Single nucleotide polymorphisms in an intergenic chromosome 2q region associated with tissue factor pathway inhibitor plasma levels and venous thromboembolism

Abstract

Essentials Tissue factor pathway inhibitor (TFPI) regulates the blood coagulation cascade. We replicated previously reported linkage of TFPI plasma levels to the chromosome 2q region. The putative causal locus, rs62187992, was associated with TFPI plasma levels and thrombosis. rs62187992 was marginally associated with TFPI expression in human aortic endothelial cells. Click to hear Ann Gil's presentation on new insights into thrombin activatable fibrinolysis inhibitor SUMMARY: Background Tissue factor pathway inhibitor (TFPI) regulates fibrin clot formation, and low TFPI plasma levels increase the risk of arterial thromboembolism and venous thromboembolism (VTE). TFPI plasma levels are also heritable, and a previous linkage scan implicated the chromosome 2q region, but no specific genes. Objectives To replicate the finding of the linkage region in an independent sample, and to identify the causal locus. Methods We first performed a linkage analysis of microsatellite markers and TFPI plasma levels in 251 individuals from the F5L Family Study, and replicated the finding of the linkage peak on chromosome 2q (LOD = 3.06). We next defined a follow-up region that included 112 603 single nucleotide polymorphisms (SNPs) under the linkage peak, and meta-analyzed associations between these SNPs and TFPI plasma levels across the F5L Family Study and the Marseille Thrombosis Association (MARTHA) Study, a study of 1033 unrelated VTE patients. SNPs with false discovery rate q-values of < 0.10 were tested for association with TFPI plasma levels in 892 patients with coronary artery disease in the AtheroGene Study. Results and Conclusions One SNP, rs62187992, was associated with TFPI plasma levels in all three samples (β = + 0.14 and P = 4.23 × 10^-6 combined; β = + 0.16 and P = 0.02 in the F5L Family Study; β = + 0.13 and P = 6.3 × 10^-4 in the MARTHA Study; β = + 0.17 and P = 0.03 in the AtheroGene Study), and contributed to the linkage peak in the F5L Family Study. rs62187992 was also associated with clinical VTE (odds ratio 0.90, P = 0.03) in the INVENT Consortium of > 7000 cases and their controls, and was marginally associated with TFPI expression (β = + 0.19, P = 0.08) in human aortic endothelial cells, a primary site of TFPI synthesis. The biological mechanisms underlying these associations remain to be elucidated.

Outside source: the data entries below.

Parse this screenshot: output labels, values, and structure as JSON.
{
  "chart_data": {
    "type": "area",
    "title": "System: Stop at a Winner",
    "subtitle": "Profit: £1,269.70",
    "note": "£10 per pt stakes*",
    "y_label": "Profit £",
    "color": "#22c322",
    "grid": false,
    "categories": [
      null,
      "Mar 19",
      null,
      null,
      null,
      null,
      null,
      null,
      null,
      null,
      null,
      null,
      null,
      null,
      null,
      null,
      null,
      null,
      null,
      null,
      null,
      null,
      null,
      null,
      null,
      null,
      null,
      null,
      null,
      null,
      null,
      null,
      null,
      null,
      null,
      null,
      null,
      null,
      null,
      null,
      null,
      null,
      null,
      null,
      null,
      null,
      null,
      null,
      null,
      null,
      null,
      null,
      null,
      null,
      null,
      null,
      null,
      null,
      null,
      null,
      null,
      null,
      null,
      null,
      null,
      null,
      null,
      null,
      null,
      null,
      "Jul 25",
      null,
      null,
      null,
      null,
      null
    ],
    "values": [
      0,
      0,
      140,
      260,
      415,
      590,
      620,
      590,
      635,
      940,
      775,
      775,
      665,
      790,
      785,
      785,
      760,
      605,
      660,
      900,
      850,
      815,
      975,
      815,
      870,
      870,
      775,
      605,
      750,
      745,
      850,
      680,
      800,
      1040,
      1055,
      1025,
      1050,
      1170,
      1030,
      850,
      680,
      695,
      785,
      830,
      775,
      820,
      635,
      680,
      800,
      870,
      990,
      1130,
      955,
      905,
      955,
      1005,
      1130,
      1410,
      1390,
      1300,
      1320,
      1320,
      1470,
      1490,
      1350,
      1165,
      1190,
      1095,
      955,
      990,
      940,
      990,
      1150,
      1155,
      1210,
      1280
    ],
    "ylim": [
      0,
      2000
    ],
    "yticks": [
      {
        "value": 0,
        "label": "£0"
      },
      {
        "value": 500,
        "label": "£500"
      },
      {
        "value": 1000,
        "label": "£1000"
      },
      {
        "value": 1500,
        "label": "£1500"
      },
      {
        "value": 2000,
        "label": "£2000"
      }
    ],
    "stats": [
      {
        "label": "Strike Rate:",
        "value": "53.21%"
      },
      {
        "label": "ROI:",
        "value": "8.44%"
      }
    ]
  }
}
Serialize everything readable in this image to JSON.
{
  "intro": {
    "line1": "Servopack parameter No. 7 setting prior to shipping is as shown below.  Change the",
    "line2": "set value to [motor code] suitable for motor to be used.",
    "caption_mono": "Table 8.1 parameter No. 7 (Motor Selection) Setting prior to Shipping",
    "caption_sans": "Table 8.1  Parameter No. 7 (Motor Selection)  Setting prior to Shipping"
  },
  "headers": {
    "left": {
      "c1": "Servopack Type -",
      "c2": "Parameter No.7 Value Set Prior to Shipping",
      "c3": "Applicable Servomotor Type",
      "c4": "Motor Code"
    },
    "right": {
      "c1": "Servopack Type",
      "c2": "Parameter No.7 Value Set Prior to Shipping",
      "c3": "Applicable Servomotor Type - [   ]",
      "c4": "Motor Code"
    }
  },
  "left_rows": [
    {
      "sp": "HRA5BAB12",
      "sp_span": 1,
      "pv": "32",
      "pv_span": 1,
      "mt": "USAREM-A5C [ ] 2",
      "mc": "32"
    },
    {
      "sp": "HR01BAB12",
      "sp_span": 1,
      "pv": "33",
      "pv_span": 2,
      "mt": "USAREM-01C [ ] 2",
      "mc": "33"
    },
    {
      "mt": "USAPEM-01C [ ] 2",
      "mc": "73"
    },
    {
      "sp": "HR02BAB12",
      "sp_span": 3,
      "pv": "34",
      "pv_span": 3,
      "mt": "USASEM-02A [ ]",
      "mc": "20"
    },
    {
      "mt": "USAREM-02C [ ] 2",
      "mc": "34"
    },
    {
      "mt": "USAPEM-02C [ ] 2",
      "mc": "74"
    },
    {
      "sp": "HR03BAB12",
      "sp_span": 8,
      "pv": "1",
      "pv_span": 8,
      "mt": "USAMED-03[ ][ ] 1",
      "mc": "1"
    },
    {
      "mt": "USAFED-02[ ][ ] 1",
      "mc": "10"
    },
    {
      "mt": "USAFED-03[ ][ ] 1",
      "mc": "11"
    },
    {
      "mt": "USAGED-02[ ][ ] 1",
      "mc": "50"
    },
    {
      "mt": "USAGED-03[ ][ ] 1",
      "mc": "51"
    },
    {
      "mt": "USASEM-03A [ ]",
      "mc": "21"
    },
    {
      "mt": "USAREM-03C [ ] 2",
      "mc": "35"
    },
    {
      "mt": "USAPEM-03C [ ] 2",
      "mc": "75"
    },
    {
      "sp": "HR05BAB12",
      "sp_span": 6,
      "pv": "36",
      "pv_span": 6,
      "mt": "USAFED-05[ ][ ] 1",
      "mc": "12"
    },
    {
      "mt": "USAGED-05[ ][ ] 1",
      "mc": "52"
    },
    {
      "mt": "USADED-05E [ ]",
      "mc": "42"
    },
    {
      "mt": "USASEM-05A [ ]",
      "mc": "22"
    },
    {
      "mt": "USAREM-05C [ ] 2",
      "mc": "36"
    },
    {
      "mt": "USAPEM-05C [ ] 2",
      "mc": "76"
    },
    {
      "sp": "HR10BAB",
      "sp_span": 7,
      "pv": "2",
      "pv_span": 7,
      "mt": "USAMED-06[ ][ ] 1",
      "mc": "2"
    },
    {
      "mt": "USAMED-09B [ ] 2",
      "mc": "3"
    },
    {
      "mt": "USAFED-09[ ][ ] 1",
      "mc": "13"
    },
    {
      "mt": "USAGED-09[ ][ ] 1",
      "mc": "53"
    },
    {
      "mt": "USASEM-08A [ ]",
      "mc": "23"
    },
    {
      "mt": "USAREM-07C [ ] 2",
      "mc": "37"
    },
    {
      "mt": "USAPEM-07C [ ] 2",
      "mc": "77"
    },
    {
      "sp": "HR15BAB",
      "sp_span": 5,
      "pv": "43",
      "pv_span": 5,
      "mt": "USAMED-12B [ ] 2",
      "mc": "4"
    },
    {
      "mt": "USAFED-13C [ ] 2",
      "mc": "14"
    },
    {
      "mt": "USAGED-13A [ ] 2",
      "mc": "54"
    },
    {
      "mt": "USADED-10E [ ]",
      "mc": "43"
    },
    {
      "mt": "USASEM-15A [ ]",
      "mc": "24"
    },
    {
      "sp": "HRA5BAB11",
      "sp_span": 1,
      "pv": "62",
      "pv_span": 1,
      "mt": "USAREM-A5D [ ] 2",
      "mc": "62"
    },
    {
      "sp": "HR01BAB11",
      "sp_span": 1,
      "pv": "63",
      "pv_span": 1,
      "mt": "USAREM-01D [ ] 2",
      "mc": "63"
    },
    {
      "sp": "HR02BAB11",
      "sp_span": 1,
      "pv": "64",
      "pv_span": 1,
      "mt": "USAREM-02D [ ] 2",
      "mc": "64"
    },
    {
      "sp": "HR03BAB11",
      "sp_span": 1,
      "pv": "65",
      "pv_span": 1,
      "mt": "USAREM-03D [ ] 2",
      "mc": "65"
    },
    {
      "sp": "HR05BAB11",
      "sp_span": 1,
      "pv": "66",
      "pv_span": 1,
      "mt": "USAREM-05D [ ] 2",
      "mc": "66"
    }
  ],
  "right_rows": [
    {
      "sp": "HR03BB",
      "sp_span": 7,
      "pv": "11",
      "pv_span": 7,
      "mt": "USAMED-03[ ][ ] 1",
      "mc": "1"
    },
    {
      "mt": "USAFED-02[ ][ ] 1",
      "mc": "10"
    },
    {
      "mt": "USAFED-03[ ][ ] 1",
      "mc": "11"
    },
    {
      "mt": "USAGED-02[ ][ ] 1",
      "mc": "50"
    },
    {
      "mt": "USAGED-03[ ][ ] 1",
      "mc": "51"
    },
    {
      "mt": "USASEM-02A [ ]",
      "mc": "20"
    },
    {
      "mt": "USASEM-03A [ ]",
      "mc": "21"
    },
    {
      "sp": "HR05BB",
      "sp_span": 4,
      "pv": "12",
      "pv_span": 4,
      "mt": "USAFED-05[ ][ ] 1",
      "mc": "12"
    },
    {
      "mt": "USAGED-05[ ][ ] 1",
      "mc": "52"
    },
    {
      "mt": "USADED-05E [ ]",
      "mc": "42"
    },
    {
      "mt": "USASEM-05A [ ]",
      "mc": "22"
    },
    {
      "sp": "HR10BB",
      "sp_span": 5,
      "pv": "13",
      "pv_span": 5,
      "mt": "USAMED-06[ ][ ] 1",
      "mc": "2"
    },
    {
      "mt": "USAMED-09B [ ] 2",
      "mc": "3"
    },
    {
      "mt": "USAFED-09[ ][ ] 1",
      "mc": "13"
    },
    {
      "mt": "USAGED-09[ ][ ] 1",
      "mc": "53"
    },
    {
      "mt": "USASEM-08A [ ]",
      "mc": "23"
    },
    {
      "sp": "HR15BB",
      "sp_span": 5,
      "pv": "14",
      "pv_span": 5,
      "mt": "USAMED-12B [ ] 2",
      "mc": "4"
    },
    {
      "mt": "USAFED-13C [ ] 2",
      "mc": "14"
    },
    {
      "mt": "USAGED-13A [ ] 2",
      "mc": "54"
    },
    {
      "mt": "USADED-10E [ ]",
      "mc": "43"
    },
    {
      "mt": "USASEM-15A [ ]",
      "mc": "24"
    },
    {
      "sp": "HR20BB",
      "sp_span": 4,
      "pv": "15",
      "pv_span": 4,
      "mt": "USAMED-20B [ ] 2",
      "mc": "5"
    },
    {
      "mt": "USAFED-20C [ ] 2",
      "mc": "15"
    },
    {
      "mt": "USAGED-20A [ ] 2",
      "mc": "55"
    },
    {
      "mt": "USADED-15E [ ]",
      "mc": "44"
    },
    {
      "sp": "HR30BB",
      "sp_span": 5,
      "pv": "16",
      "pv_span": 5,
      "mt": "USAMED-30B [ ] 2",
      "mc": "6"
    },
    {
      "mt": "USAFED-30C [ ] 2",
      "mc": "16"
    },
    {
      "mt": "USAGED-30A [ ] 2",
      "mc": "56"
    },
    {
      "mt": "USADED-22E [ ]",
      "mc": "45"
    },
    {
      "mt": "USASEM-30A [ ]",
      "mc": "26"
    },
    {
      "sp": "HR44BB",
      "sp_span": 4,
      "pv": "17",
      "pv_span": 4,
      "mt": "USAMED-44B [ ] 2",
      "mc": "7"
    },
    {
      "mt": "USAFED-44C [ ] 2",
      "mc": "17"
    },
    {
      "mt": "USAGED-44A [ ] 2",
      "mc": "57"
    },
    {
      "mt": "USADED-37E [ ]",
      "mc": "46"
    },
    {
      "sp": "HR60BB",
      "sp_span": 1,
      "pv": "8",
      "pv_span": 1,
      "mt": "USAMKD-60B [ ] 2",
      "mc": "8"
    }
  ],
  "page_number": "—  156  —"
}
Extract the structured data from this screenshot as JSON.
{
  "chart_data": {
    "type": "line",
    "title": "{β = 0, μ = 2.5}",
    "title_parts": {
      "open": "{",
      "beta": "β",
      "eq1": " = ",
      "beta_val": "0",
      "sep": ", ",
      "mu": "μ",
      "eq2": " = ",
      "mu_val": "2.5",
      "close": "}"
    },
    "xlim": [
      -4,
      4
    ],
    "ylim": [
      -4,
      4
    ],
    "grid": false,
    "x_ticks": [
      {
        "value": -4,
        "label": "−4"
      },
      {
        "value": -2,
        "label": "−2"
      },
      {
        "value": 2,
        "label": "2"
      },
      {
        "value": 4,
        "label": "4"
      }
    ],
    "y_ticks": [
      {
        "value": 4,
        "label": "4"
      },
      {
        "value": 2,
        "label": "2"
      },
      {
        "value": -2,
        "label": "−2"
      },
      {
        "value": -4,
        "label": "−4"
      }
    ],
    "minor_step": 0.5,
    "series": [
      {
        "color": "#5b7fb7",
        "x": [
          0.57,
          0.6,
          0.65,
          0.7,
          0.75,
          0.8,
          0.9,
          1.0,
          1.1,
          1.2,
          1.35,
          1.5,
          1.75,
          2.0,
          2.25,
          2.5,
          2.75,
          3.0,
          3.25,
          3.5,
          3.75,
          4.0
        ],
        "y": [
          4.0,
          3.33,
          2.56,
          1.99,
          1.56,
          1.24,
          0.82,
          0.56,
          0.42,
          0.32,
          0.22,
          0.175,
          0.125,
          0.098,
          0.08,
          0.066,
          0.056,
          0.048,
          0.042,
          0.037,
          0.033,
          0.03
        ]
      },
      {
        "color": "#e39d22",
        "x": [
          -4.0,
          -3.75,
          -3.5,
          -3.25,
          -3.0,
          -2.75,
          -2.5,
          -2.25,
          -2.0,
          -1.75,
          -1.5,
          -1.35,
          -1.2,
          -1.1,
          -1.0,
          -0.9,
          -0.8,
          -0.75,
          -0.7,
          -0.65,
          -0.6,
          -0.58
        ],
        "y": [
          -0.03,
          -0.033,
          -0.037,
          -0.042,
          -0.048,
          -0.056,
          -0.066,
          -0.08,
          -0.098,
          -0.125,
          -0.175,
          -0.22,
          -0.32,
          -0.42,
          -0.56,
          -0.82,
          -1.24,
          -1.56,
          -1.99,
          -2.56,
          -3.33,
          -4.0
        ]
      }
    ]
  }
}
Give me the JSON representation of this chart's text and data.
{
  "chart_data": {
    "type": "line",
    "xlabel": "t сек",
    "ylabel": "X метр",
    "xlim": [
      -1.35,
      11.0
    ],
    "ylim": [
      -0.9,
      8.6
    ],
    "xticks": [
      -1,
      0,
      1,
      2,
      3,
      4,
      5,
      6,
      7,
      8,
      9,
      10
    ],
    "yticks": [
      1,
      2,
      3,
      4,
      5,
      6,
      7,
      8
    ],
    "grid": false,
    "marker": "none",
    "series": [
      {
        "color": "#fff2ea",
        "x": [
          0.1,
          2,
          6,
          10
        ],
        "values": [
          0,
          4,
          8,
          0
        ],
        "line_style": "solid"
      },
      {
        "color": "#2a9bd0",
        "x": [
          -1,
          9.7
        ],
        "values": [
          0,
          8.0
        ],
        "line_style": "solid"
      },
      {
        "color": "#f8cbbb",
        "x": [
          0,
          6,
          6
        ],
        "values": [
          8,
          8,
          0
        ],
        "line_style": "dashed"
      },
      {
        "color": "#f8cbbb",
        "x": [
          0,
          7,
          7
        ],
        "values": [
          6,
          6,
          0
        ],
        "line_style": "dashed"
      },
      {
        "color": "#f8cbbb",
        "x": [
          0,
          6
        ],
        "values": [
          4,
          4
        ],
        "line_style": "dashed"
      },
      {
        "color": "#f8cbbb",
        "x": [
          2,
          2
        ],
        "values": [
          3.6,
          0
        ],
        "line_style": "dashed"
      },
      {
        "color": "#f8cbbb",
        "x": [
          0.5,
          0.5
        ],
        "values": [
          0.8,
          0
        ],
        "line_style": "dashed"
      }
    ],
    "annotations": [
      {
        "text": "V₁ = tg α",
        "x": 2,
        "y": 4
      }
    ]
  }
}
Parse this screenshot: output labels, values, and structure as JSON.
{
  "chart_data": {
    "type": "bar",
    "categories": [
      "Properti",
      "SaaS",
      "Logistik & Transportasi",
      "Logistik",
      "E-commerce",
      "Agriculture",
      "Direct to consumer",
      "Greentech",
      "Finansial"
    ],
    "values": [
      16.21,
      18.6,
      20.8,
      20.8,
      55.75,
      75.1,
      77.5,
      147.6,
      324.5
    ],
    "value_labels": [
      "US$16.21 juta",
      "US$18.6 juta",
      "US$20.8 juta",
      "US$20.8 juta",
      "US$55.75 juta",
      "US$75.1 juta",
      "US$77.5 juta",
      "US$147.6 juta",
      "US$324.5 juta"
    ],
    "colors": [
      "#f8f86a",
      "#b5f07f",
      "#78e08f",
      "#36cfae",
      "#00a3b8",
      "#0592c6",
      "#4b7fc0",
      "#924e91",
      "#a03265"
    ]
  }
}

Keywords: blood coagulation; genetic association studies; genetic linkage; thrombosis; tissue factor pathway inhibitor.

Fig. 1.

Study design and workflow. CAD, coronary artery disease; F5L, factor V Leiden mutation; SNP, single nucleotide polymorphism; TFPI, tissue factor pathway inhibitor; VTE, venous thromboembolism.

Fig. 2.

Genome-wide multipoint linkage of tissue factor pathway inhibitor plasma levels determined with 1079 microsatellite markers. Analyses were conducted in solar, with adjustment for age and sex. The chromosome 2q region was the highest peak genome-wide, and exceeded the threshold (LOD > 3.0) for candidate region significance.

Fig. 3.

Fine-mapping of the chromosome 2q linkage region defined by the GAIT Study and F5L Family Study linkage signals. Linkage cM positions were mapped to bp positions by use of Rutger’s sex-averaged map for the Illumina Human660W-Quad beadchip, and our region spanned chr2:165147999–231778585 in the hg19 assembly. Results (log10 [P]) before (A) and after (B) adjustment for rs62187992 were plotted for the 112 603 SNPs whose association with tissue factor pathway inhibitor (TFPI) plasma levels was meta-analyzed in the F5L Family Study and MARTHA Study samples. Single nucleotide polymorphisms (SNPs) in TFPI (± 50 kb) did not explain the linkage signal. F5L, factor V Leiden mutation; GWAS, genome-wide asociation study.